The show me crowd looks at the “good science” and points out that many historical predictions of doom and gloom (that previously met the test of good science) have been shown to be overheated or just plain wrong. They also point out that the best models have not done a very good job with respect to the “pause”. Given this they ask for a demonstration that the next prediction is going to be better than the last one. This does not mean that they deny the reality of anthropogenic global warming. Rather they are not comfortable with cataclysmic predictions and calls for immediate action prior to a demonstration that those predictions can be supported with something approaching real data.

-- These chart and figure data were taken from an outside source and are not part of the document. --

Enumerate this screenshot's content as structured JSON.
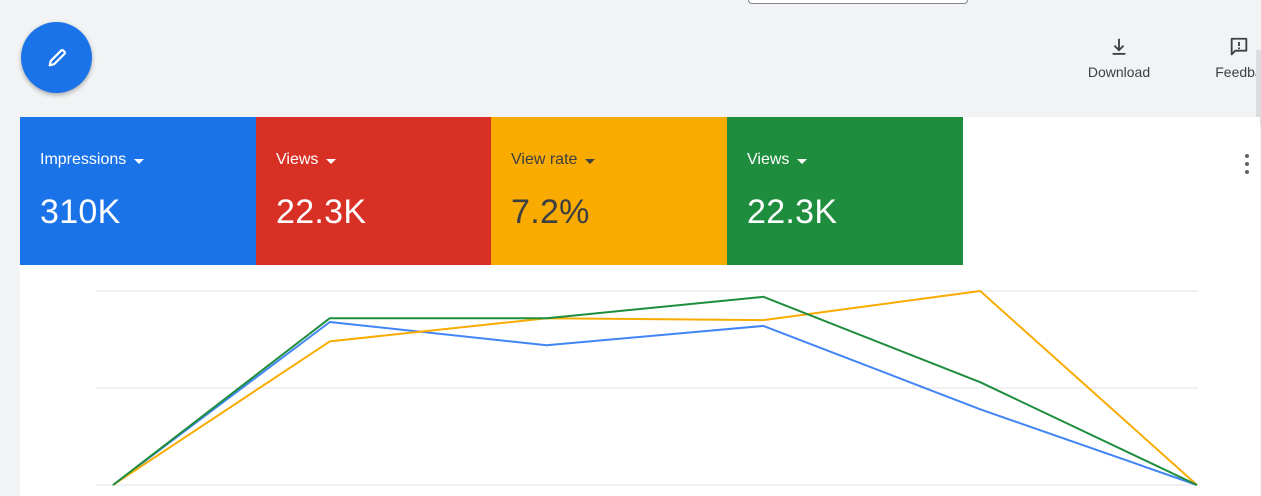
{
  "toolbar": {
    "download_label": "Download",
    "feedback_label": "Feedba"
  },
  "metrics": [
    {
      "label": "Impressions",
      "value": "310K",
      "color": "#1a73e8"
    },
    {
      "label": "Views",
      "value": "22.3K",
      "color": "#d93025"
    },
    {
      "label": "View rate",
      "value": "7.2%",
      "color": "#f9ab00"
    },
    {
      "label": "Views",
      "value": "22.3K",
      "color": "#1e8e3e"
    }
  ],
  "icons": {
    "fab": "pencil-icon",
    "download": "download-icon",
    "feedback": "feedback-icon",
    "menu": "more-vert-icon"
  },
  "chart_data": {
    "type": "line",
    "x": [
      0,
      1,
      2,
      3,
      4,
      5
    ],
    "ylim": [
      0,
      100
    ],
    "grid": true,
    "series": [
      {
        "color": "#4285f4",
        "values": [
          0,
          84,
          72,
          82,
          39,
          0
        ]
      },
      {
        "color": "#1e8e3e",
        "values": [
          0,
          86,
          86,
          97,
          53,
          0
        ]
      },
      {
        "color": "#f9ab00",
        "values": [
          0,
          74,
          86,
          85,
          null,
          0
        ],
        "values_full": [
          0,
          74,
          86,
          85,
          100,
          0
        ]
      }
    ]
  }
}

So once again it comes down to communication. The groups have to step out of their comfort zones and start re-learning how to communicate with each other. Warmists have to emerge from their back rooms and acknowledge publicly what they have been acknowledging privately all along. That these predictions represent just that: predictions. The best predictions possible given the limitations of the system and tools available, but not the certain outcomes suggested by many. They have to make a case why in a world with finite resources, that substantial resources should be allocated to prevent low-probability, high-cost outcomes. Sceptics on the other hand have to trust that fairly reasonable predictions can be made of a complex and chaotic system. They have to listen to the case made by the warmists and maybe even give them the benefit of the doubt. Having read the comments at a number of blogs, that last part may well be the hardest but it is necessary if we are going to re-establish a reasonable dialogue and seek to address this impasse.